SMTAI this week in Orlando was a good show. A good regional show, but a good one nonetheless. Traffic on the show floor was strong the first day, and not bad the second morning before slipping off to the usual end-of-show vacancy. The technical sessions were very strong; the session on EMS that I chaired drew about 30 folks, which is about as good as it ever does.
Not much new in the way of technology. DEK did show its ProActiv squeegee, which oscillates during the print stroke in order to pack more paste into the apertures. My old friend Phil Zarrow points out that the concept isn’t exactly new — roughly 25 years old, to be exact — but sometimes good ideas take awhile to find their place.
Tom Sharpe gave a scintillating keynote on a trip to China, showing just how systemic counterfeiting operations have become. He notes some 29,000 incidents of counterfeits were reported to the US Department of Commerce between 2005 and 2008. And he warned that the process by which some are marking fake parts now renders the ink impermeable to scratches, which means simple tests for isolating counterfeits may no longer work.

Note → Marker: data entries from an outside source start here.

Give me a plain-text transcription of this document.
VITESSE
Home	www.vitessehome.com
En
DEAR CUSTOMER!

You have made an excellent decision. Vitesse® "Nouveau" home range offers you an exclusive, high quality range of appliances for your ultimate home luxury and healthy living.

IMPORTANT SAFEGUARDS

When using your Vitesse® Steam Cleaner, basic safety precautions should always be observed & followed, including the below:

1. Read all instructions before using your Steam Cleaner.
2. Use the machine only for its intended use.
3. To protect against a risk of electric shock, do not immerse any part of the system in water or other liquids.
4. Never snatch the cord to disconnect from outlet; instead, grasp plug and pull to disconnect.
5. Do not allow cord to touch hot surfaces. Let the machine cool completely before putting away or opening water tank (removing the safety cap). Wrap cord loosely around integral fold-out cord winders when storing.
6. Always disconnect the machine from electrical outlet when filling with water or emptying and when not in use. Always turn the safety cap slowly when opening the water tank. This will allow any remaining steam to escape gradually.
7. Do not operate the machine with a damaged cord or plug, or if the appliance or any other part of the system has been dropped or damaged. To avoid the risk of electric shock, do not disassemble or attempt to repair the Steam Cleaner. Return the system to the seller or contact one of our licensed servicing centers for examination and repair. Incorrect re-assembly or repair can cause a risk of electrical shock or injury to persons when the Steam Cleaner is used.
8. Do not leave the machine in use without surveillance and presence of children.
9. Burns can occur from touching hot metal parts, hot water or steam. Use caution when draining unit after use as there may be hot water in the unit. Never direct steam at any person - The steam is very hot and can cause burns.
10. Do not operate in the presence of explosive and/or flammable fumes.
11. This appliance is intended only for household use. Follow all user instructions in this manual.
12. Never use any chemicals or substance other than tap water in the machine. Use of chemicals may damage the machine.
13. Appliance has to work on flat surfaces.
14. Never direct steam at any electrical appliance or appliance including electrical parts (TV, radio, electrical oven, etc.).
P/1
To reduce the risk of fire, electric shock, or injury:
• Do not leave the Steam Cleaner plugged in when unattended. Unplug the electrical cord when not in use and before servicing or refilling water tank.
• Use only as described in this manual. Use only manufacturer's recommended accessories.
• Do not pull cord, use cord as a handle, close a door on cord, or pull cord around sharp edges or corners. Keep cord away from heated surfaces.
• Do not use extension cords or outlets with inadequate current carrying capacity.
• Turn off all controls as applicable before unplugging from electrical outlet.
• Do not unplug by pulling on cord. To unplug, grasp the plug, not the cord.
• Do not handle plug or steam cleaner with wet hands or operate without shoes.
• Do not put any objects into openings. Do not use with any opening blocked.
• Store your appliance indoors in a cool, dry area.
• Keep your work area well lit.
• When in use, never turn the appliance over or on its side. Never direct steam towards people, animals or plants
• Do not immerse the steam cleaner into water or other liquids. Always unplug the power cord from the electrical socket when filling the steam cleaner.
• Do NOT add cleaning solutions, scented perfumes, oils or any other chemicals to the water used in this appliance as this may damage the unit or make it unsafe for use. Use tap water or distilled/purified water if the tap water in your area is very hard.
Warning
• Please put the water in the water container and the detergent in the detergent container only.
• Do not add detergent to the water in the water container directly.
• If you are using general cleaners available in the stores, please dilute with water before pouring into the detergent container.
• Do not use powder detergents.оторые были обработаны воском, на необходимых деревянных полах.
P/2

Rod Howell, founder of EMS firm Libra Industries, made an extraordinary gesture with a $5000 donation to the Charles Hutchins Grant, which underwrites the costs of a student doing post-graduate work in the fields of electronics packaging or assembly. And the SMTA has renamed its best paper award in honor of the late Rich Freiberger, a former director of the trade group and one of its most avid supporters. A nice touch.